When I imagined my trip to Thailand, one of the things that excited me the most was the beautiful and unique photo opportunities it would present, and I wasn’t disappointed. What I am disappointed in is the volume and quality of my photos.
Don’t get me wrong, I have some great shots that I love; but I expected more from myself. So I’ve thought about why this situation, this contradiction, came about. And here’s one of the things I’ve come up with.
When traveling with friends, one is always trying to find a balance. Everyone doesn’t always get what they want and your companions may have different objectives and preferences then you have. So it may happen that the two of you are walking down the street and you see something you’d love to photograph or record. Your friend is powering through the streets in search of something cold to drink. You have choices.
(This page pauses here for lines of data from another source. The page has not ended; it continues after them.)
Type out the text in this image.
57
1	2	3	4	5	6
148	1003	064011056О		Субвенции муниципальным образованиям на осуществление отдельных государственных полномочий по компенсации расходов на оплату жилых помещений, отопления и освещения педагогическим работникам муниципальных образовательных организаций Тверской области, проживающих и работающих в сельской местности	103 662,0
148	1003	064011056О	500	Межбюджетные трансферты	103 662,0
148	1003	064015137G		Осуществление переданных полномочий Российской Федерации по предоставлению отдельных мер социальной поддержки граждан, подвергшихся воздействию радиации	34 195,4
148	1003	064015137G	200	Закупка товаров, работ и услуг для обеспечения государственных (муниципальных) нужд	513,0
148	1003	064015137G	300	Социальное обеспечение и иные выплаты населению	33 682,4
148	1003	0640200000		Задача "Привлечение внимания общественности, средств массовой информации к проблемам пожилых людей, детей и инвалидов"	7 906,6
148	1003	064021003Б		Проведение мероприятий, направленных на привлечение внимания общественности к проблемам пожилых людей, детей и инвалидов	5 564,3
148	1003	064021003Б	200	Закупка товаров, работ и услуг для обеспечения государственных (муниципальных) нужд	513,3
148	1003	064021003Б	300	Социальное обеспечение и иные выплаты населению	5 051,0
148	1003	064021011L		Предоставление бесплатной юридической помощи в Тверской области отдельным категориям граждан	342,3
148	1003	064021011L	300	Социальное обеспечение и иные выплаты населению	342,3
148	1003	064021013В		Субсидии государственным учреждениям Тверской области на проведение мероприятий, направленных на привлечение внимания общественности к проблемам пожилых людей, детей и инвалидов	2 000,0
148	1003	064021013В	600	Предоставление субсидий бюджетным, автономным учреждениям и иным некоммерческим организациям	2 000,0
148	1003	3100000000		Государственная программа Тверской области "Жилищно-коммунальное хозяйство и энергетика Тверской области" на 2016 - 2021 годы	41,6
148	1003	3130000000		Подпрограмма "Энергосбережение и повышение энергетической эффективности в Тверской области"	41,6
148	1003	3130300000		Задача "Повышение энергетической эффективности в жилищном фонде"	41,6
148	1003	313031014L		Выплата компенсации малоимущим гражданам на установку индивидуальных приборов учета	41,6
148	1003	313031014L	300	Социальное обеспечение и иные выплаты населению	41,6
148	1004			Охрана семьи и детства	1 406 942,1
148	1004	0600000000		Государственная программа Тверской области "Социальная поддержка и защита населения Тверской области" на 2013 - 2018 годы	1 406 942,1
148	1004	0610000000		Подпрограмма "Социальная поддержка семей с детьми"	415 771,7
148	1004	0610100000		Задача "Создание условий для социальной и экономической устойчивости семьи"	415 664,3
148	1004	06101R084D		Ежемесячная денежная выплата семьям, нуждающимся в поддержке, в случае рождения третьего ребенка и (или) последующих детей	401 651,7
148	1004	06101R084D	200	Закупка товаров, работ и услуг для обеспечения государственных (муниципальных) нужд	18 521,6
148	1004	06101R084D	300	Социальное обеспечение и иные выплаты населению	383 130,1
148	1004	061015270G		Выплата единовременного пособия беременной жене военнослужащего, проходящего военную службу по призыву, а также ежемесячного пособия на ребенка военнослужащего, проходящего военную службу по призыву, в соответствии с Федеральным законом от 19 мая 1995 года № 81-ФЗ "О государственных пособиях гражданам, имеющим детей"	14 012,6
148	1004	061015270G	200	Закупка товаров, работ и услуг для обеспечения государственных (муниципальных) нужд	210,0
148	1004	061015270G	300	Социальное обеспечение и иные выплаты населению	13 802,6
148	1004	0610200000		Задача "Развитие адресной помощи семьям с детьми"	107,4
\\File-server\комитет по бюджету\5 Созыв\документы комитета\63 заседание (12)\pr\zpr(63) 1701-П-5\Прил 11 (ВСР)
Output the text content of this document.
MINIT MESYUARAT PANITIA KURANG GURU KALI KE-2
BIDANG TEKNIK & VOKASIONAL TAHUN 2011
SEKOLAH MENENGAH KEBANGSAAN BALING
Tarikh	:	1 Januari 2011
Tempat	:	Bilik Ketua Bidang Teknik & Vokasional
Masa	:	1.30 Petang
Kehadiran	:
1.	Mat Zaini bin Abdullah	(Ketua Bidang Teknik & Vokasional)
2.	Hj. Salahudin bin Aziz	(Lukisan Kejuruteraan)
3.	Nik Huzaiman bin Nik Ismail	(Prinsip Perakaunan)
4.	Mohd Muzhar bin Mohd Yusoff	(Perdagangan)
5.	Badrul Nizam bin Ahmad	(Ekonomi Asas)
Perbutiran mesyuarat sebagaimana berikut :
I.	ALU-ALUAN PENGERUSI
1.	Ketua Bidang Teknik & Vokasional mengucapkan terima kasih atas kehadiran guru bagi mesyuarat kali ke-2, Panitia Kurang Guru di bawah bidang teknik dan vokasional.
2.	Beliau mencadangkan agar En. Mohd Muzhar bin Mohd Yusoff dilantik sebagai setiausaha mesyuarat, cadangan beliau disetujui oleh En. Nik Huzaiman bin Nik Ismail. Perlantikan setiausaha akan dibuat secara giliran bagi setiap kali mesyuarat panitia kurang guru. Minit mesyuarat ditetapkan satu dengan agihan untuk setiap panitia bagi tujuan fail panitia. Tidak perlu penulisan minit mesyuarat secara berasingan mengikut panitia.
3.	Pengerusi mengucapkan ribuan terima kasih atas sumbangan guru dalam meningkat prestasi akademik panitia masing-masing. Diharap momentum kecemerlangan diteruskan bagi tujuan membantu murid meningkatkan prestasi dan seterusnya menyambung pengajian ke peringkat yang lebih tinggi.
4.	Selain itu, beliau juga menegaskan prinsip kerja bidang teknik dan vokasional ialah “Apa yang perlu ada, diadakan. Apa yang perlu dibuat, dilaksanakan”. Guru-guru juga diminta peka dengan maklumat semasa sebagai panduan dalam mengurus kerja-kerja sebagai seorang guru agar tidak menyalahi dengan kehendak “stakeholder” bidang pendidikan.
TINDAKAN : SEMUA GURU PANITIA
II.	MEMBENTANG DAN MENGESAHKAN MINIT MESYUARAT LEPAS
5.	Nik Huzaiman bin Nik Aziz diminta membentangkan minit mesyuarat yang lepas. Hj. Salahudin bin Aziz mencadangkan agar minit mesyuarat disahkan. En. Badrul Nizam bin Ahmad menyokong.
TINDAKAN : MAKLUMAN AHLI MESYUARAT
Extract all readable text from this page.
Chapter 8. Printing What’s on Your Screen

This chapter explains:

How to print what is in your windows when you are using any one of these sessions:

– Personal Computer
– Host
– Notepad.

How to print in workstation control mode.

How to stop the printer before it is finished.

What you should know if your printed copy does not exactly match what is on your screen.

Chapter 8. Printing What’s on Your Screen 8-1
You can go for a quick shot and hustle to keep up. You might shout out to her to hold on a second as you take a quick, but more thoughtful shot or two. You can leave it behind and let it haunt your nightmares for nights to come. Or you can say, I’ll meet up with you in the middle. You go ahead.
Particularly for those traveling with non-photographers, and what I mean by that is they aren’t constantly on the lookout for good photographs, they just like to have a few nice shots to remember the experience and that’s well enough, it can be difficult to dedicate the time that you’d like to taking photographs, shooting videos or writing. And this is where prior communication comes in. You should, I should have, strived to make clear that documenting my trip is something that I take very seriously. Yes, it’s a hobby of mine, but one that I love. It’s important to let them know that you’ll probably be stopping often.
As a side note, there are many blog posts that have been written about the joys and benefits of solo travel. This is one of them.
One of the issues with saying, “Hang on a second so I can take this photo” is that you feel time on your shoulders. You feel someone waiting, and that can have an effect on the time you decide to spend in getting just the right angle or lighting or moment. Often travelers feel afraid to separate. In our case, none of us had phone service, so meeting up wasn’t the easiest of tasks. However, you’ll find that in many places that won’t be a problem. But if it is an issue, you can most often both start walking in the direction of each other and you’ll find one another.
Actually, on our final night in Thailand, the ladies wanted to get massages and I didn’t. So I took that opportunity to explore my surrounding solo. I took many videos (as I’d like to create some sort of compilation in the future), I stumbled onto a Bike Show (hundreds of motorcycles and scooters beeping horns and revving engines in a procession down the street, and I managed to get myself lost. Thankfully, there is food being sold on every corner!
So this may be unconventional, or maybe not, but I’m going to show you some of the photos that I rushed, looked back on later, and kicked myself for. The ugly children should have some time in the sunlight too.
My lessons learned:
- Explain the importance of your documenting the trip to your travel companions.
- It’s better to let them wander than always having them wait. It’ll create less anxiety for them as well if there’s something else they’d rather be doing.
- It’s okay to take some time to be alone on your journey and explore a new city solo. You can always meet up in 10 minutes, 30 minutes or an hour or two.
Does anyone else have some advice they’d like to add to this? Have you found yourself in this situation before, and how’d you handle it?